We will now try and find a model to determine the effects of trip number in New York City on the pollution levels. In particular, we'll focus on fine particulate ($PM_{2.5}$) levels. We'll try and do a cubic polynomial fit.
# We will drop one extraneous value
ny_lockdown_pm25 = ny_lockdown_pm25.drop(ny_lockdown_pm25[ny_lockdown_pm25['Number of Trips'] >= 5500000].index)
X = ny_lockdown_pm25[['Number of Trips']]
X = X - 2500000
y = ny_lockdown_pm25['median']
poly = PolynomialFeatures(degree=3)
poly_X = poly.fit_transform(X)
poly_model = LinearRegression()
poly_model.fit(poly_X,y)
coefs = poly_model.coef_
tripnum = np.linspace(0, 3000000, 3000001).reshape(-1, 1)
poly_trips = poly.fit_transform(tripnum)
tripnum = tripnum + 2500000
predictions = poly_model.predict(poly_trips)
plt.plot(tripnum, predictions)
plt.scatter(x=ny_lockdown_pm25['Number of Trips'], y=ny_lockdown_pm25['median'])
plt.title('Fit of NYC PM_2.5 vs Number of Trips')
From the above graph we can see that there is a fairly decent fit of the predicted line to the original data.

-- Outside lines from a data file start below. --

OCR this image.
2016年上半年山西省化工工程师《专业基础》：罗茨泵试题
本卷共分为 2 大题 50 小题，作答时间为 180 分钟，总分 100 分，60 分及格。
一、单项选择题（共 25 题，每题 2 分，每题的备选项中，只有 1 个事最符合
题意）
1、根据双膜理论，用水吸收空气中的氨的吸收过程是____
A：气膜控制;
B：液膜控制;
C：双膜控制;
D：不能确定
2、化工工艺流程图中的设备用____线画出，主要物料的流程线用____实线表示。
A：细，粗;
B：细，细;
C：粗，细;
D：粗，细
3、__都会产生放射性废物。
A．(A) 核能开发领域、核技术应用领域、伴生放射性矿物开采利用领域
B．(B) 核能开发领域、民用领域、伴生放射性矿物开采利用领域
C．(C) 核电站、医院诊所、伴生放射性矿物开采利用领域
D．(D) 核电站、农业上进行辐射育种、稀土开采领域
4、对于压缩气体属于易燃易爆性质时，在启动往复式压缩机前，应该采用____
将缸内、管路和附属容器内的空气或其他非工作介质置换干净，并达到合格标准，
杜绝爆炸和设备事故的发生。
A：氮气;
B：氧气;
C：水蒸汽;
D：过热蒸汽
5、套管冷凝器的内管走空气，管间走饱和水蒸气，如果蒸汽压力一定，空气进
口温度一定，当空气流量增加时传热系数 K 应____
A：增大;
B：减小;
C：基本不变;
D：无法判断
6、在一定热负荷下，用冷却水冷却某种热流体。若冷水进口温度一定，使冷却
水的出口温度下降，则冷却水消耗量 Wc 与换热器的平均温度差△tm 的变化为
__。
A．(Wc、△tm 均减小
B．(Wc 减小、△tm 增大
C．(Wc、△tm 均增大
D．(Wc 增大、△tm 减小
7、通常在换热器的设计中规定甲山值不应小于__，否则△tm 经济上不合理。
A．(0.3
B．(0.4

Now let's do a Pearson Chi-Squared test on the data to see its correlation.
stat, pval = pearsonr(ny_lockdown_pm25['Number of Trips'],ny_lockdown_pm25['median'])
print("Correlation Coefficient: " + str(stat))
print("The p-value is: " + str(pval))
This p-value is less than 0.05, meaning that the correlation between the Number of Trips and the $PM_{2.5}$ in New York City is statistically significant.
From our analyses above, we have seen a tentative correlation between people going outside and the amount of air pollution in urban areas. With our study of New York City, we saw that as the number of trips increased, so too did air pollutants (in particular we looked at the correlation in $PM_{2.5}$). This indicates that at least in part there is an association between staying at home and a reduction in air pollution.
However, this research is not yet over. We only studied one city in this regard. In the future, it would be very useful to do similar analyses of this kind for a number of other cities across the globe. Doing so would require obtaining trip data for those cities, which we were unable to do in this project. Additionally, we haven't found any causative links, only correlative ones. Thus, future studies should focus on trying to acertain the exact causative pathways that cause this correlation of reduced air pollution to occur when people stop going out.